The panel also addressed the role of activist groups and what the speakers described as growing judicial activism in Europe. Ballester cited the example of former Frontex director Fabrice Leggeri, claiming that he faced a coordinated smear campaign from NGOs and Brussels-linked actors because he attempted to implement stricter migration policies. He argued that Frontex has been ‘infiltrated’ by these groups to ensure that meaningful reform remains impossible, calling the situation ‘absurd’.
Kwaśniewski added that NGOs have engaged in disinformation campaigns against countries defending their borders, spreading misleading reports about the situation at the EU’s external frontiers. He accused some organizations of direct cooperation with smugglers, claiming similar patterns have been observed in the United States, particularly in Texas. He warned that NGOs increasingly position themselves as legal actors in migration policy on a global scale, undermining the authority of sovereign states.

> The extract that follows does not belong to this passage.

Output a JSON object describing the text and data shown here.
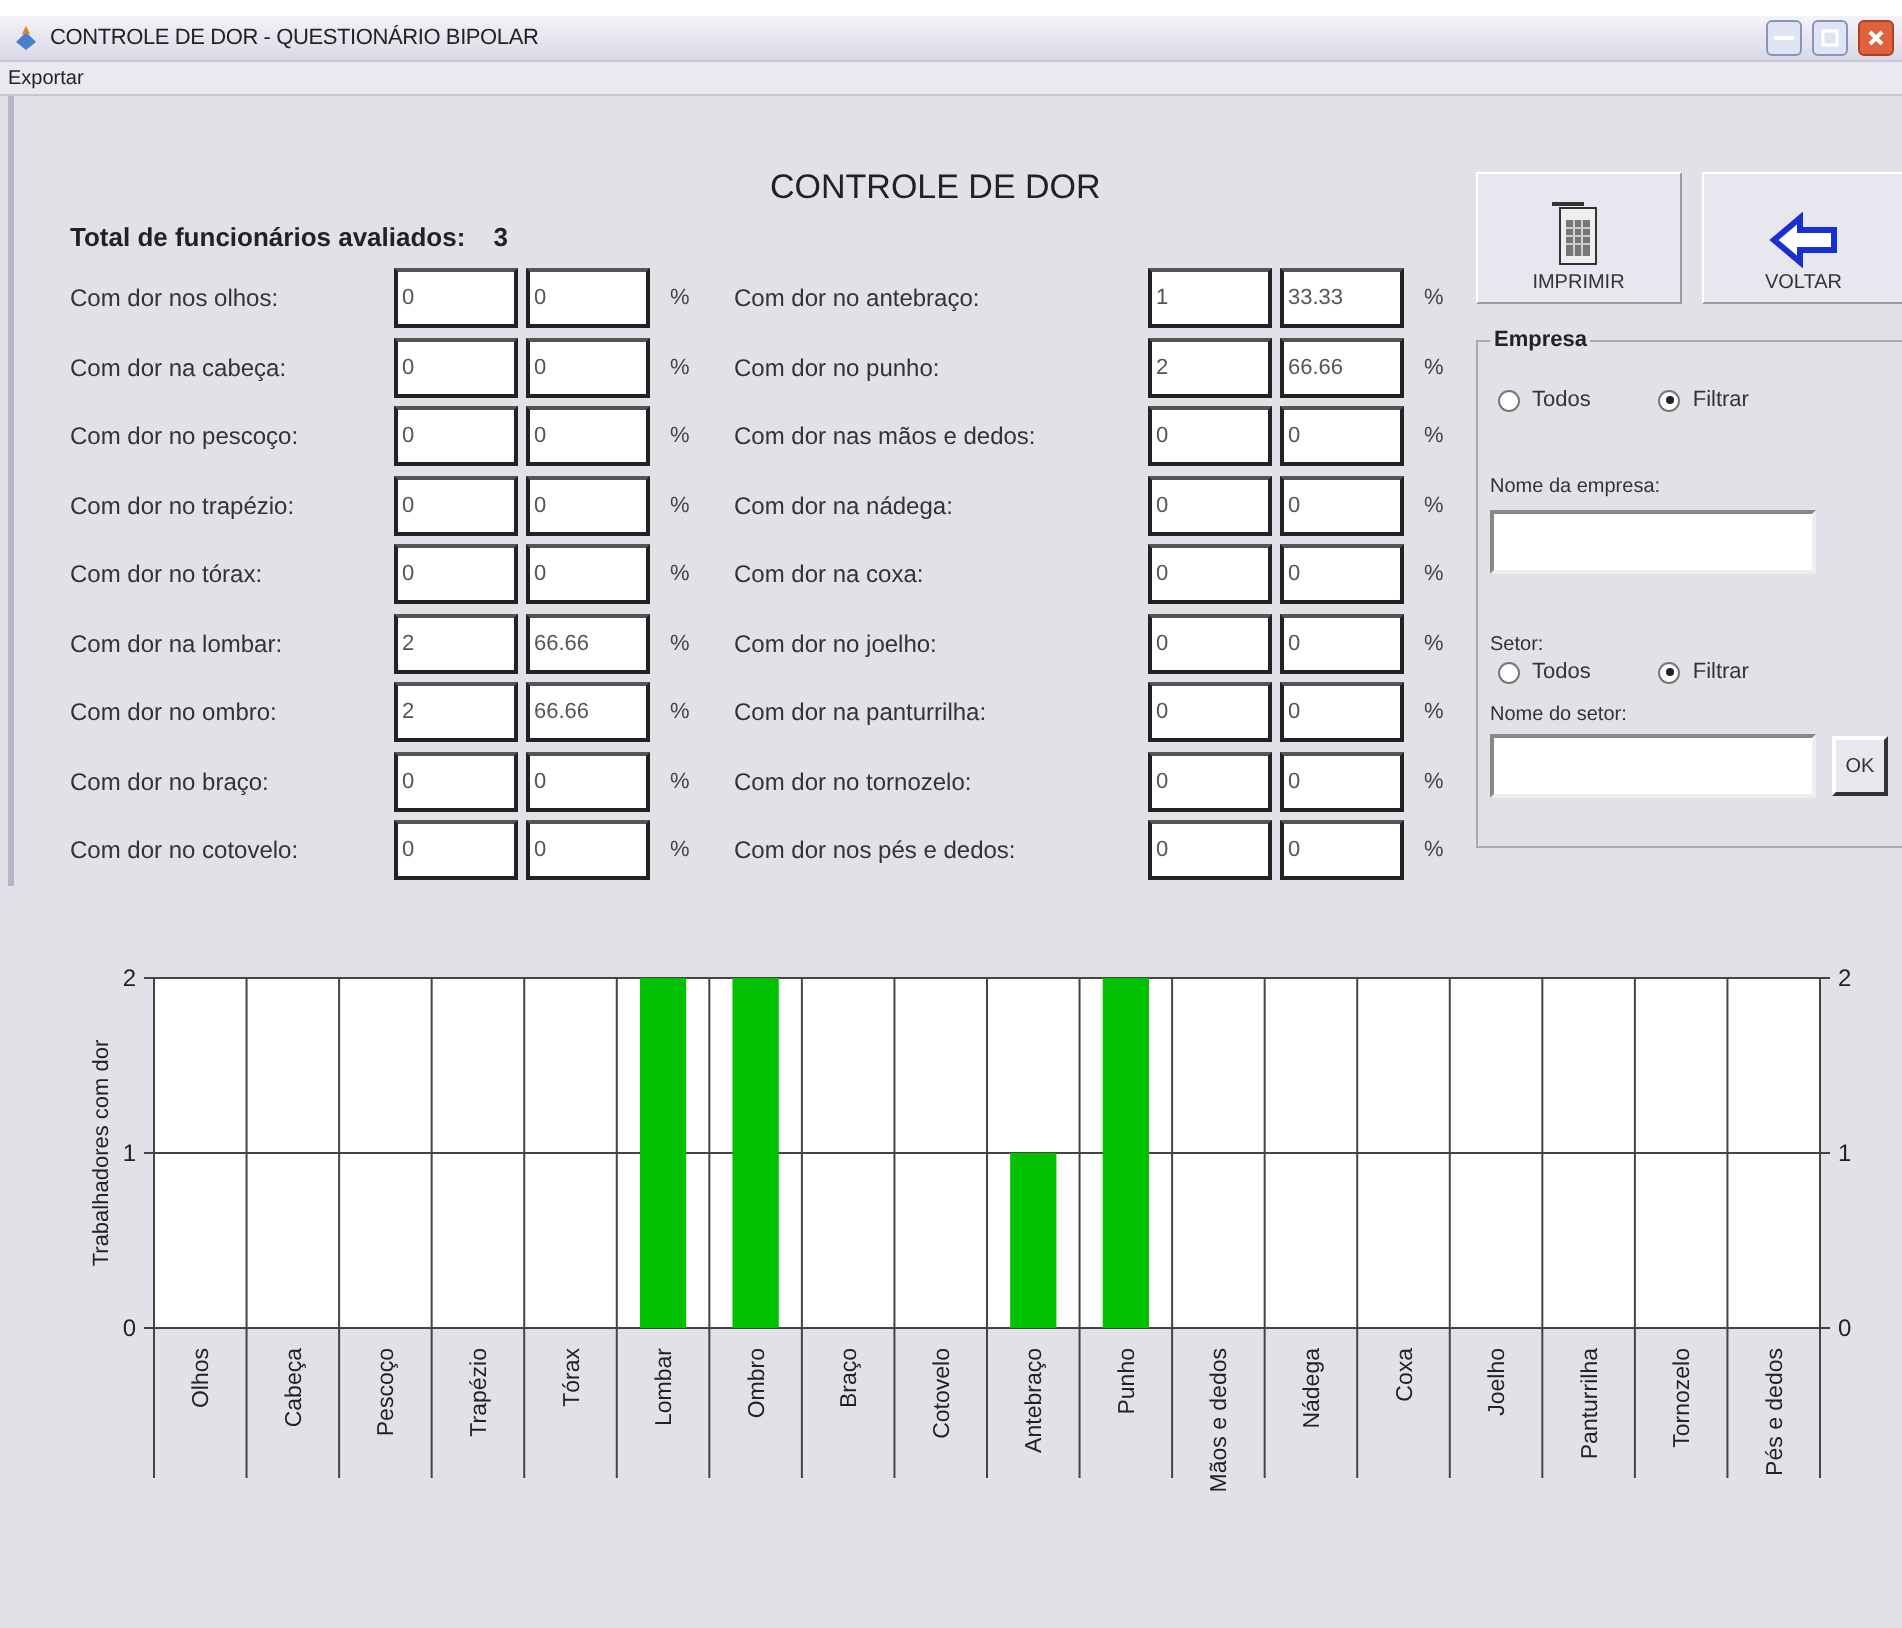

Ballester said the EU’s migration system is reinforced through what he described as three layers of legal constraint: the United Nations framework, the European Convention on Human Rights, and the EU Court system. He argued that the European Court of Human Rights has been ‘hijacked by ideology’, consistently protecting illegal migrants while undermining state authority. ‘They protect migrants at any price,’ he said, calling the ECHR an existential threat to Europe’s survival—while acknowledging that leaving the convention would be a radical, but increasingly necessary step.
The panel concluded that Europe cannot regain control without restoring national authority over migration, limiting activist interference, and reforming both EU rules and the international asylum framework.